Depending how Wednesday’s match against fifth-ranked Abilene Christian unfolds, it could be their easiest or most difficult decision. The Columbus State-Abilene Christian match is one of four scheduled for 7 p.m. ET on Wednesday and, on paper, might be the tightest tilt. The other half of the women’s bracket kicks off at 4 p.m. ET.

Top-ranked Barry and second-ranked Armstrong Atlantic each play early matches against their respective opponents. If victorious, they’ll face off in Thursday’s quarterfinals, which could open a door for other top-ranked teams. But, what-ifs don’t count, yet.

Columbus State and Abilene Christian last met in April 2011. 

“I heard we lost 6-3, but I think we’ve gotten much better,” said junior All-American Paola Cigui, not yet a Lady Cougar at the time. “I think we can do it.”

Expect Cigui -- the nation’s top-ranked singles player according to the International Tennis Association’s latest DII rankings -- to be a factor. She and senior Carolin Weikard (ranked No. 7 in singles) also form the ITA’s third-ranked doubles team.

“Every one of us is giving 100 percent on the court and we can trust each other knowing that every single person is going to fight,” Cigui said. “And every one of us wants to do great, so that’s the good thing -- great thing.”

COLUMBUS STATE'S WOMEN'S TENNIS TEAM
NAME COUNTRY "GO COUGARS!"
Olivera Jokic Serbia "Idemo Cougars!"
Renata Paiva Brazil "Vamos Cougars!"
Carolin Weikard Germany "Auf Geht's Cougars!"
Andrea Redrado Spain "Vamos Cougars!"
Laura Chapman U.S. "Go Cougars!"
Paola Cigui Italy "Andiamo Cougars!"

Isaacs, a former Columbus State player now in his 11th season as head coach, has taken the Lady Cougars to the NCAA tournament in each of those seasons. This is the second time they’ve reached the Round of 16 (the first was 2005). Columbus State enters Wednesday’s matches with a 22-3 record. Two of the losses were to perennial Peach Belt Conference rival Armstrong Atlantic in the regular season and in the PBC tournament final. Columbus State’s other loss was to third-ranked BYU Hawaii in March.

“They’re special,” Isaacs said of his team. “We’ve had some good matches this year, we’ve fought hard. They can go as far as they want to do. They’ve played the top teams in the country. We’ve played them close. This is the week that you should be peaking for playing your best tennis.

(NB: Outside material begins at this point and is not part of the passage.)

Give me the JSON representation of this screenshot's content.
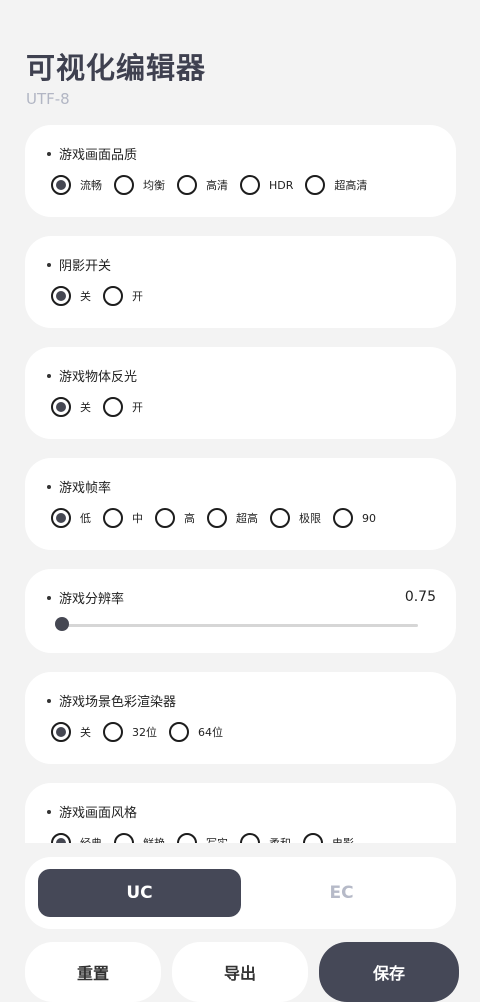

Every day we try to get better.”

“It’s going to be a big match, but I know that all of us, we’re in it together and we’re going to go out there and we’re going to fight together as a team,” said sophomore Laura Chapman, whose Southeast Regional victory at No. 4 singles against Francis Marion catapulted Columbus State into the Round of 16. “Paola [Cigui] always says in doubles when she plays with Carolin [Weikard] ‘I’m going to hit this shot for Carolin, I’m going to hit this shot for me.’ We do it for each other because we love each other.”

Like many DII tennis teams, Columbus State players hail from all over the world. The six Lady Cougars represent six countries -- Cigui from Italy, Weikard from Germany, senior Andrea Redrado from Spain, senior Renata Paiva from Brazil, junior Olivera Jokic from Serbia and Chapman from Columbus, Ga.

“Every one of us is so different, but at the same time we are so bound to each other and connected,” Cigui said. “And I’m pretty sure when we are going to change the team, we are going to miss each other so much.”

Isaacs admits the 2013 Lady Cougars are special no matter what happens this week.

“They’ve pushed each other, they’ve sacrificed so much,” Isaacs said. “I’ve said it all year. This is my favorite and special team I’ve ever had. It’s fun to be around them and I just hope it doesn’t end.”